Eight months old male (n=3), female C57BL/6J (n=4) mice as control group, and male (n=4), female DBA/2J (n=4) mice bearing variants on MYH7 and MYBPC3 were used for CMR analysis on a 9.4T animal MR scanner (Biospec 94/20, BrukerBiospin, Germany). All images were acquired using a cryogenic transceiver quadrature RF surface coil (CryoProbe, BrukerBiospin, Germany). To obtain a stack of cardiac short axis views covering the whole mouse heart, ten slices were consecutively acquired using self-gated bright-blood cine imaging (IntraGate-FLASH, TE/TR= 1.58/8.5ms, FA = 20°, BW = 98kHz, FOV=11×22mm2, matrix=192×384, slice thickness=0.8mm, cardiac frames=16)[2]. Cardiac function assessment was performed using CMR42 (Circle CVI, Canada) and analyzed on a slice-by-slice basis. Endo- and epi-cardiac borders were manually segmented in end-systole and diastole using a stack of short axis images. Ejection fractions (EF) and myocardial masses (diastole and systole) were calculated for left and right ventricle. After in-vivo MRI, mice were perfused with 4% PFA. Fixed ex-vivo hearts were imaged at high spatial resolution (RARE, TE/TR= 40.7/2200ms, FOV=15×10mm2, matrix=500×336, slice thickness=0.3mm, in-plane spatial resolution=30µm).


In FLASH-CINE images, both male and female DBA/2J mice showed LV wall thickening versus controls (Fig.1). The difference of LV wall thickness in female DBA/2J and C57BL/6J is less pronounced but is still significant (Fig.2). Both male and female DBA/2J mice also showed increased LV masses (P=0.017, male; P=0.0013, female). Although LV wall thickness is increased in DBA/2J mice, LVEF was similar to C57BL/6J mice (P=0.26, male; P=0.27, female). Interestingly, both male and female DBA/2J mice had declined RVEF (P=0.03, male; P=0.04, female). High-resolution ex-vivo images revealed subtle anatomical details and confirmed the LV wall thickening (Fig.3). A closer examination of the coronal view of the mouse heart obtained from male C57BL/6J and DBA/2J mice revealed no obvious myocardial crypts when using a spatial resolution as good as 30µm.

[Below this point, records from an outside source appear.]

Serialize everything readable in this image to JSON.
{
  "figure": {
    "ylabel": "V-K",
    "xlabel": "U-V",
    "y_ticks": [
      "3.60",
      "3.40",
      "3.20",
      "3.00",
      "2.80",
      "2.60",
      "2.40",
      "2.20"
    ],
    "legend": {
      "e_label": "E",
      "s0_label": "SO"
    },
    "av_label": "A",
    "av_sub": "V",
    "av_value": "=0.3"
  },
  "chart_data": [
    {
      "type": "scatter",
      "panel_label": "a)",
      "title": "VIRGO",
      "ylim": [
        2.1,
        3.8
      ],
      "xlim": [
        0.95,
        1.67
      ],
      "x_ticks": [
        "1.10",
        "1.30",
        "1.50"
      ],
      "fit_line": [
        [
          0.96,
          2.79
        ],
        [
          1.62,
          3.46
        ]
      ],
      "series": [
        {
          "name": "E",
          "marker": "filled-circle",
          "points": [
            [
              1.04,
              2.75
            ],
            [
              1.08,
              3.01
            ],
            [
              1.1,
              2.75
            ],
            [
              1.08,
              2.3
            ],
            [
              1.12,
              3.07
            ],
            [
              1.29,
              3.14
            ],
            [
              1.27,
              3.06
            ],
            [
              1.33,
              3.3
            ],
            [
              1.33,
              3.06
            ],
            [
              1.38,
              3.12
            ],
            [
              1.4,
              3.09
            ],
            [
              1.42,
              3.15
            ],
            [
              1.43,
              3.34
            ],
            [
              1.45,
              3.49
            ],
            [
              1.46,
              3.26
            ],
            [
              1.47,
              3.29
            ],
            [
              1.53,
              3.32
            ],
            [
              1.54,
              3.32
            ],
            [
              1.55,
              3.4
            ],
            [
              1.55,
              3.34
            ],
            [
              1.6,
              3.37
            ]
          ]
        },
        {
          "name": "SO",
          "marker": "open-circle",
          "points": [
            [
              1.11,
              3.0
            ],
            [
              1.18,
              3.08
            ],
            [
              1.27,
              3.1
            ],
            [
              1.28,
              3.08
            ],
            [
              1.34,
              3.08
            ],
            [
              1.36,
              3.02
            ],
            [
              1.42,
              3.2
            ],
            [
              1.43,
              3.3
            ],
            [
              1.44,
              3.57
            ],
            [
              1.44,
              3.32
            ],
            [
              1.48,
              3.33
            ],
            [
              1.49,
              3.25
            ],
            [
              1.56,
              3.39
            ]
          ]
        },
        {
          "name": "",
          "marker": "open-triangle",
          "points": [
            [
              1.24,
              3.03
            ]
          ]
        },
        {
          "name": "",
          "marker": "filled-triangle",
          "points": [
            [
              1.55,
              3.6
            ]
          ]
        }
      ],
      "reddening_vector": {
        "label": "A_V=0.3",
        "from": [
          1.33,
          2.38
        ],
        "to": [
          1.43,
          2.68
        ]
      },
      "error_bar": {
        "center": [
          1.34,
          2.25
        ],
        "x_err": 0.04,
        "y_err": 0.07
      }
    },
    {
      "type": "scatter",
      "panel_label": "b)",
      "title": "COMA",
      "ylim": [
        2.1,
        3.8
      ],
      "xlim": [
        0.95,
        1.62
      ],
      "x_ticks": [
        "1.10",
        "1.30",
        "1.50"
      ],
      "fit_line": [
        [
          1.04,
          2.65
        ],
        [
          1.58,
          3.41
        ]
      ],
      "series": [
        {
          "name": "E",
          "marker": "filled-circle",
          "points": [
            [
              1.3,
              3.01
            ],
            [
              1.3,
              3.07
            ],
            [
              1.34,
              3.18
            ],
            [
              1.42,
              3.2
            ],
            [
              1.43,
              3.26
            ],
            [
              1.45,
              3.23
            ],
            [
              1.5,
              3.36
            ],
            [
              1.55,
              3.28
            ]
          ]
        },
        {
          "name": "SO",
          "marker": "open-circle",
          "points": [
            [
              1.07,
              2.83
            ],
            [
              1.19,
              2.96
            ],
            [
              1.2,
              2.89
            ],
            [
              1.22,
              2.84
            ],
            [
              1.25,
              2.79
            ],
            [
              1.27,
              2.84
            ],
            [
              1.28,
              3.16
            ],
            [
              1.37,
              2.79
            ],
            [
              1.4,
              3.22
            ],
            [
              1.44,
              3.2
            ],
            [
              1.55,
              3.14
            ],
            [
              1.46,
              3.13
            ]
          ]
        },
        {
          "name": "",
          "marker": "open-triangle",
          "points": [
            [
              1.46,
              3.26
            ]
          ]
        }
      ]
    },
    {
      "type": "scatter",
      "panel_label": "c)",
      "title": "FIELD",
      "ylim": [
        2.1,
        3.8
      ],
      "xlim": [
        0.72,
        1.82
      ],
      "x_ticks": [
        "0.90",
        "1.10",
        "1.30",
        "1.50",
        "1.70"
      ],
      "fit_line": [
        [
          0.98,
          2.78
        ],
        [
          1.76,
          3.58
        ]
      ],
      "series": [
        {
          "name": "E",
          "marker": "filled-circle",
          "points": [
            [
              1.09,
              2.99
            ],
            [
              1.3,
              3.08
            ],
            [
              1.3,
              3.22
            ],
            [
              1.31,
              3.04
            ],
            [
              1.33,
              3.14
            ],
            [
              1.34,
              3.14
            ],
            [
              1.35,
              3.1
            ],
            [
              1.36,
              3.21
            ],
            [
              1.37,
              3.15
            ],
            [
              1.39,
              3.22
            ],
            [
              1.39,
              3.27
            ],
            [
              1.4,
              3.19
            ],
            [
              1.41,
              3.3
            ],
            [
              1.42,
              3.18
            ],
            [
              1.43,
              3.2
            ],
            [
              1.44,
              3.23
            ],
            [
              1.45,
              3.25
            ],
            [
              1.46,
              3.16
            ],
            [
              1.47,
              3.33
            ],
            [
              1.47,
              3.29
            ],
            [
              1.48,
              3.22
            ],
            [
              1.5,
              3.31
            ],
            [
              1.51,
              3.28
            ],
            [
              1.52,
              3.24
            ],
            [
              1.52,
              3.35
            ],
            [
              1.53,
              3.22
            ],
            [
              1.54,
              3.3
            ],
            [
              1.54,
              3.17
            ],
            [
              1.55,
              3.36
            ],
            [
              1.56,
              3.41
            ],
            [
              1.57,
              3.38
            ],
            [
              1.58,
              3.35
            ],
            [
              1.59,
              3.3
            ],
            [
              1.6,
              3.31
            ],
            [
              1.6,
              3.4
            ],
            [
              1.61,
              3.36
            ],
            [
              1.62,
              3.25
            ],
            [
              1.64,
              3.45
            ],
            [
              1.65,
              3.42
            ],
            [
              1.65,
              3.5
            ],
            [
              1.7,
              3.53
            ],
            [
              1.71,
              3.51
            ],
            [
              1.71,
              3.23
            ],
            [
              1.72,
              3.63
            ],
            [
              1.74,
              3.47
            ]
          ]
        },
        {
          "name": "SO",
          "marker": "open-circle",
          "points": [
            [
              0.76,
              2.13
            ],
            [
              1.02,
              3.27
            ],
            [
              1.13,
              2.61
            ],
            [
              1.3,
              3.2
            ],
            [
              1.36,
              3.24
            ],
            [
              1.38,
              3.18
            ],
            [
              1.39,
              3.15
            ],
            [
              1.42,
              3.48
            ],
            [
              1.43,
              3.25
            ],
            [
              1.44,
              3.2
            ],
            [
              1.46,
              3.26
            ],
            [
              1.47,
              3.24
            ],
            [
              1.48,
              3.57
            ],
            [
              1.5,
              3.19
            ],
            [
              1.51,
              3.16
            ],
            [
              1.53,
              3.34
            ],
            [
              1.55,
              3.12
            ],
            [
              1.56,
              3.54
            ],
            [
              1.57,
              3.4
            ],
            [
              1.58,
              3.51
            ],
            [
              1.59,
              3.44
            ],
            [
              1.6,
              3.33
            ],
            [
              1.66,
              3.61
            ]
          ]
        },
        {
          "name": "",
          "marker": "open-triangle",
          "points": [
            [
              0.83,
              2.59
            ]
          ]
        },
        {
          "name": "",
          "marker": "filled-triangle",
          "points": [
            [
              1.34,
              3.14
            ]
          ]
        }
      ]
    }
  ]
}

Discussion and Conclusions

We evaluated the phenotypic impact of MYH7 and MYBPC3 sarcomere gene mutations on murine cardiac structure and function using CMR. We found hypertrophic LV in DBA/2J mice, as well as relevant changes in mouse RV function in these mice when compared to C57BL/6J mice. Previous studies revealed that RV involvements were comparable to those of LV global function impairments in HCM patients[3]. Thus, the presence of RV dysfunction on the MRI may help to predict the severe symptomatic HCM related heart abnormalities and to study the HCM progression and symptom occurrence. Furthermore, studying the phenotype on distinctive genetic mutation mouse models can provide insights into whether LV hypertrophy is the primary trait, or whether it occurs as a secondary adaptive response in HCM. In conclusion, our result showed changes in RV and provide new insights into the correlation of genetic alteration and HCM phenotype.


No acknowledgement found.


[1] Zhao, et al., PLoS One. 10: e0133132. (2015)

[2] Wagenhaus, et al., PLoS One. 7: e42383. (2012)

[3] Zhang et al., PLoS One. 9: e104312. (2014)


Figure 1: Mice bearing both gene variant on MYH7 and MYBPC3 show LV hypertrophy. Representative FLASH CINE images (diastole and systole) showing a mid-ventricular short axis view in both male and female C57BL6J and DBA/2J mouse heart at 9.4T. Blue dash lines depict the diameter of myocardium in C57BL6J mice. Red dash lines depict the diameter of myocardium in DBA/2J mice. Scale bar=1mm

Figure 2: Mice bearing both gene variant on MYH7 and MYBPC3 show different heart morphology and function. * p<0.05; **p<0.01

Figure 3: In-vivo and ex-vivo heart images of C57BL6J and DBA/2J mice. From both in-vivo and high resolution ex-vivo images of coronal view, no myocardial crypts can be seen with the spatial resolution used.